Si nous sommes tous sensibles au geste, pourtant, beaucoup de langues sont très pauvres en termes pouvant spécifier de ses qualités intrinsèques. Cette pauvreté du langage est l’une des raisons qui nous empêchent de nommer et donc de penser la richesse de sa pratique et de sa monstration (H. Godard, 1997). Chaque geste est effectué dans deux contextes différenciés, mais aussi liés. Il se déploie à partir d’un corps, qui a un âge, un sexe, une condition physiologique, psychologique, une fatigue, un état de santé et une culture déterminés. Mais il est aussi effectué en un moment historique et en un lieu géographique donné. Ce temps et ce lieu ont des caractéristiques physiques particulières, mais aussi des caractéristiques sociales et politiques, précises où se côtoient, avec plus ou moins de frictions et de perméabilité, des cultures de gout ayant plusieurs niveaux de capital subculturel (S. Thornton, 1995). Ce qui influence la formulation de tout geste.
Comment lire le geste, donc et avec quels outils ? Certainement avec les savoirs physiologiques et neurologiques, mais tout autant, psychologiques, philosophiques, anthropologiques, sociologiques, somatiques, esthétiques… Seulement récemment l’action humaine, commence à être étudiée comme système complexe d’éléments en interaction ayant besoin d’un croisement constant entre les savoirs disciplinaires de tous ces domaines (C. Roquet, 2019).
Si les questions de la corporéité, son déploiement dans l’espace et dans les relations qu’il tisse avec le monde, sont centrales dans tous les projets que j’entreprends ou auxquels je participe, je m’y intéresse autant, car au-delà de questions d’esthétique ou de recherche scientifique, l’analyse du mouvement corporel touche directement les questions politiques et sociales. En effet, comme le dit Varela, chaque geste produit un corps, donc le corps doit être considéré comme un “morphocycle” (F, Varela, 1985) dont les actions et le monde se construisent réciproquement.

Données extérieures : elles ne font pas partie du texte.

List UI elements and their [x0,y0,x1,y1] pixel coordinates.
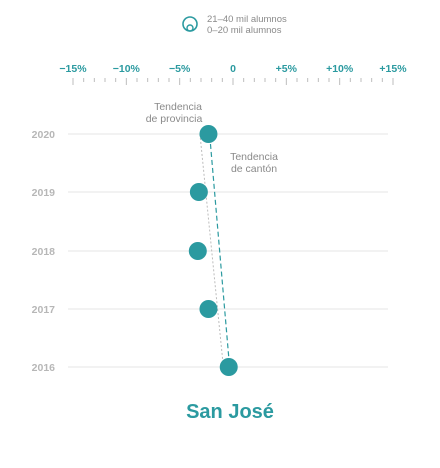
x-tick-label: +15% [379,63,407,75]
data-point-2017 [199,300,218,318]
data-point-2018 [188,242,207,260]
legend-large-circle [182,16,198,32]
x-tick-label: 0 [230,63,236,75]
x-tick-label: −5% [169,63,191,75]
grid-lines [68,133,388,368]
x-tick-label: +5% [276,63,298,75]
x-tick-label: +10% [326,63,354,75]
canton-trend-line [209,143,230,358]
year-label: 2016 [32,362,56,374]
canton-trend-annotation: Tendencia de cantón [230,151,278,175]
province-trend-annotation: Tendencia de provincia [146,101,203,125]
x-axis: −15% −10% −5% 0 +5% +10% +15% [59,63,407,85]
province-trend-line [199,133,224,368]
data-points [188,125,238,376]
x-tick-label: −15% [59,63,87,75]
canton-trend-label-line2: de cantón [231,163,277,175]
legend: 21–40 mil alumnos 0–20 mil alumnos [182,14,287,36]
legend-small-circle [186,24,194,32]
legend-small-label: 0–20 mil alumnos [207,25,282,36]
year-label: 2017 [32,304,56,316]
data-point-2020 [199,125,218,143]
legend-large-label: 21–40 mil alumnos [207,14,287,25]
year-labels: 2020 2019 2018 2017 2016 [32,129,56,374]
province-trend-label-line1: Tendencia [154,101,202,113]
year-label: 2018 [32,246,56,258]
chart-title: San José [186,401,274,423]
data-point-2016 [219,358,238,376]
x-tick-label: −10% [113,63,141,75]
province-trend-label-line2: de provincia [146,113,203,125]
trend-lines [199,133,230,368]
year-label: 2020 [32,129,56,141]
data-point-2019 [189,183,208,201]
canton-trend-label-line1: Tendencia [230,151,278,163]
year-label: 2019 [32,187,56,199]
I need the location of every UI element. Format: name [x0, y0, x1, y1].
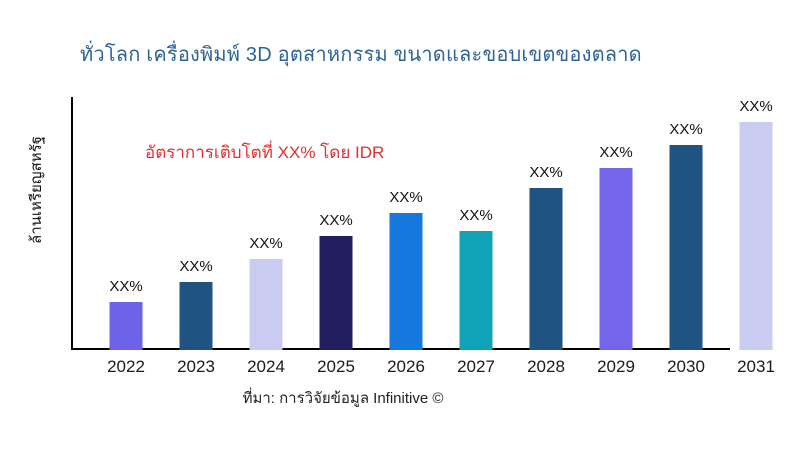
bar-value-label: XX% [459, 207, 493, 224]
plot-area: อัตราการเติบโตที่ XX% โดย IDR XX% 2022 XX%… [71, 97, 783, 376]
bar-value-label: XX% [599, 144, 633, 161]
bar-2022 [109, 302, 143, 350]
x-tick-label: 2025 [317, 357, 355, 376]
bar-group-2029: XX% 2029 [581, 97, 651, 376]
bar-group-2022: XX% 2022 [91, 97, 161, 376]
bar-group-2028: XX% 2028 [511, 97, 581, 376]
bar-2029 [599, 168, 633, 350]
bar-value-label: XX% [389, 189, 423, 206]
growth-annotation: อัตราการเติบโตที่ XX% โดย IDR [145, 143, 385, 162]
x-tick-label: 2028 [527, 357, 565, 376]
bar-2028 [529, 188, 563, 350]
bar-group-2024: XX% 2024 [231, 97, 301, 376]
bar-value-label: XX% [319, 212, 353, 229]
bar-2030 [669, 145, 703, 350]
bar-value-label: XX% [179, 258, 213, 275]
bar-group-2030: XX% 2030 [651, 97, 721, 376]
bar-2027 [459, 231, 493, 350]
bar-value-label: XX% [669, 121, 703, 138]
bar-2023 [179, 282, 213, 350]
y-axis-label: ล้านเหรียญสหรัฐ [28, 136, 45, 244]
bar-group-2025: XX% 2025 [301, 97, 371, 376]
y-axis-line [71, 97, 73, 350]
x-tick-label: 2024 [247, 357, 285, 376]
source-text: ที่มา: การวิจัยข้อมูล Infinitive © [242, 390, 444, 407]
x-tick-label: 2029 [597, 357, 635, 376]
bar-value-label: XX% [739, 98, 773, 115]
bar-group-2027: XX% 2027 [441, 97, 511, 376]
bar-2031 [739, 122, 773, 350]
bar-group-2031: XX% 2031 [721, 97, 791, 376]
bar-2025 [319, 236, 353, 350]
x-tick-label: 2031 [737, 357, 775, 376]
bar-group-2026: XX% 2026 [371, 97, 441, 376]
bar-group-2023: XX% 2023 [161, 97, 231, 376]
bar-2026 [389, 213, 423, 350]
chart-title: ทั่วโลก เครื่องพิมพ์ 3D อุตสาหกรรม ขนาดแ… [80, 44, 642, 66]
x-tick-label: 2030 [667, 357, 705, 376]
bar-value-label: XX% [109, 278, 143, 295]
x-tick-label: 2027 [457, 357, 495, 376]
bar-2024 [249, 259, 283, 350]
x-tick-label: 2026 [387, 357, 425, 376]
bar-value-label: XX% [529, 164, 563, 181]
x-tick-label: 2023 [177, 357, 215, 376]
bar-value-label: XX% [249, 235, 283, 252]
x-tick-label: 2022 [107, 357, 145, 376]
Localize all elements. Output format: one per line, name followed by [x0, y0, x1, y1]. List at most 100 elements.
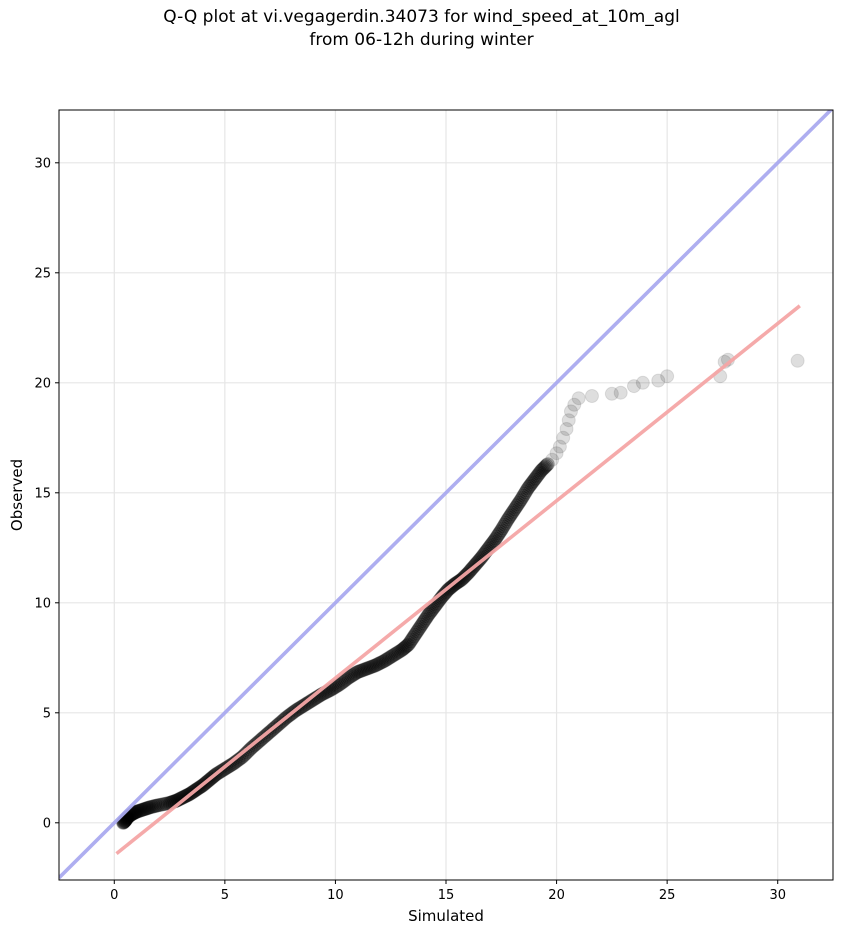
data-point: [388, 646, 403, 661]
data-point: [493, 524, 508, 539]
data-point: [524, 477, 539, 491]
data-point: [132, 803, 147, 818]
data-point-tail: [604, 386, 619, 401]
data-point: [331, 678, 346, 693]
data-point-tail: [561, 413, 576, 428]
data-point: [352, 664, 367, 679]
data-point: [372, 656, 387, 671]
data-point: [409, 626, 424, 641]
data-point: [509, 499, 524, 513]
data-point: [411, 622, 426, 637]
data-point: [485, 536, 500, 551]
data-point: [504, 507, 519, 522]
data-point: [137, 802, 152, 817]
data-point-tail: [613, 385, 628, 400]
data-point: [130, 804, 145, 819]
data-point: [341, 670, 356, 685]
data-point: [395, 642, 410, 657]
data-point: [381, 651, 396, 666]
y-tick-label: 10: [34, 596, 51, 611]
data-point: [382, 650, 397, 665]
data-point: [518, 485, 533, 500]
data-point: [387, 647, 402, 662]
data-point: [363, 660, 378, 675]
data-point-tail: [559, 422, 574, 436]
data-point: [147, 799, 162, 814]
reference-lines: [59, 110, 833, 880]
grid-lines: [59, 110, 833, 880]
data-point: [338, 672, 353, 687]
data-point-tail: [552, 439, 567, 454]
data-point: [344, 668, 359, 683]
chart-title-line-2: from 06-12h during winter: [309, 30, 534, 50]
data-point: [328, 679, 343, 694]
data-point: [337, 673, 352, 688]
data-point: [347, 666, 362, 681]
data-point: [385, 648, 400, 663]
data-point: [539, 458, 554, 473]
data-point: [136, 802, 151, 817]
y-tick-label: 15: [34, 486, 51, 501]
data-point: [415, 616, 430, 631]
data-point: [499, 514, 514, 529]
data-point: [380, 652, 395, 667]
data-point: [138, 801, 153, 816]
data-point: [346, 667, 361, 682]
data-point: [359, 661, 374, 676]
data-point: [375, 654, 390, 669]
x-tick-label: 5: [221, 888, 229, 903]
data-point: [142, 800, 157, 815]
data-point: [127, 805, 142, 820]
data-point: [362, 660, 377, 675]
data-point: [350, 665, 365, 680]
data-point: [148, 798, 163, 813]
data-point: [139, 801, 154, 816]
data-point: [513, 494, 528, 509]
data-point: [335, 675, 350, 689]
data-point: [129, 804, 144, 819]
data-point: [520, 481, 535, 496]
data-point: [365, 659, 380, 674]
data-point: [329, 679, 344, 694]
data-point: [497, 517, 512, 532]
data-point: [489, 529, 504, 544]
data-point: [507, 502, 522, 517]
data-point: [340, 671, 355, 686]
data-point: [506, 503, 521, 518]
data-point: [349, 666, 364, 681]
data-point: [393, 644, 408, 659]
data-point: [515, 490, 530, 505]
data-point: [537, 460, 552, 475]
data-point: [503, 508, 518, 523]
data-point: [155, 797, 170, 812]
data-point: [514, 492, 529, 507]
fit-line: [115, 304, 801, 856]
data-point: [417, 612, 432, 627]
data-point: [126, 806, 141, 821]
data-point: [399, 639, 414, 654]
data-point: [410, 624, 425, 639]
data-point: [421, 607, 436, 622]
data-point: [391, 644, 406, 659]
data-point: [127, 805, 142, 820]
data-points: [116, 352, 805, 830]
data-point: [496, 519, 511, 534]
y-tick-label: 0: [43, 816, 51, 831]
data-point: [505, 505, 520, 520]
data-point: [532, 465, 547, 480]
data-point-tail: [549, 446, 564, 461]
y-tick-label: 25: [34, 266, 51, 281]
x-tick-label: 30: [769, 888, 786, 903]
x-tick-label: 25: [659, 888, 676, 903]
data-point-tail: [545, 452, 560, 467]
data-point: [141, 800, 156, 815]
data-point: [160, 796, 175, 811]
data-point: [495, 521, 510, 536]
data-point: [487, 533, 502, 548]
data-point-tail: [563, 404, 578, 419]
data-point: [531, 466, 546, 481]
data-point: [153, 797, 168, 812]
data-point: [374, 655, 389, 670]
data-point: [423, 604, 438, 619]
data-point: [384, 649, 399, 664]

Il y a plusieurs choses qui m’intéressent dans l’analyse du mouvement corporel. La question de la compréhension des ressorts psychophysiologiques de l’expressivité humaine (Michel Bernard, 1977). D’abord la question de la dramaturgie dans le spectacle vivant (H. T. Lehmann, 2002; L. Louppe, 2004) et dans l’installation en art contemporain, qu’elle soit interactive ou pas (J.-L. Boissier, 2009. C. Salter, 2015). Mais aussi les questions des rapports entre le corps, la psyché et les technologies dans le domaine de l’interaction humains-machines et le mieux-être (U. Galimberti, 2002).